A Russian-brokered ceasefire agreement in November halted the six-week conflict between Azeri and ethnic Armenian forces, locking in territorial gains for Azerbaijan. But tensions persist, with low-level sporadic violence, prisoners of war still held by both sides, and ambiguity about how a prospective transport corridor through the region will work.
Putin said the ceasefire deal, which saw Moscow deploy peacekeepers, was being implemented without serious incident and the talks had been useful. "We were able to agree and sign a joint declaration on developing the region," he said. "I'm talking about concrete steps to build economic links and to develop (transport) infrastructure projects."
Armenian Prime Minister Nikol Pashinyan said it had not been possible to broker an exchange of remaining prisoners however. But he, and Azeri President Ilham Aliyev, indicated progress in other areas, with both talking positively about economic and infrastructure prospects.
Aliyev said his country would have a rail link for the first time in over three decades with Nakhchivan, an Azeri exclave that borders Turkey and Iran, and that landlocked Armenia, via Azeri territory, would get rail links with Russia and Iran.
The atmosphere at the talks was frosty. Pashinyan and Aliyev did not shake hands, only exchanging curt greetings when they sat down in the Kremlin opposite Putin.
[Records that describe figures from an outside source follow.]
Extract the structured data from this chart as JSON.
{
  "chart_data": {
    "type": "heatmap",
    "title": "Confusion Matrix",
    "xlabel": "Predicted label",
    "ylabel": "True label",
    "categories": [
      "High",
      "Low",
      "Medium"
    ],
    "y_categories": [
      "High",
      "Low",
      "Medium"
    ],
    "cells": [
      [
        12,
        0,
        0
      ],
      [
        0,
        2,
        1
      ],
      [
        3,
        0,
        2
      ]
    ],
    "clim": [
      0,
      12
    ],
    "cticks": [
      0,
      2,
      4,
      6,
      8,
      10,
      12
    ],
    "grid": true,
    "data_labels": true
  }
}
Nagorno-Karabakh is internationally recognised as part of Azerbaijan, but ethnic Armenians and Azeris both regard it as part of their historic homelands and fought a much bigger war in the 1990s that left tens of thousands dead.
For Russia, the latest conflict highlighted the rising influence of close Azeri ally Turkey in the South Caucasus, an area Moscow traditionally sees as its own sphere of influence. But by brokering the deal and getting Russian peacekeepers on the ground, Putin has thwarted a stronger Turkish presence for now while expanding Moscow's own military footprint.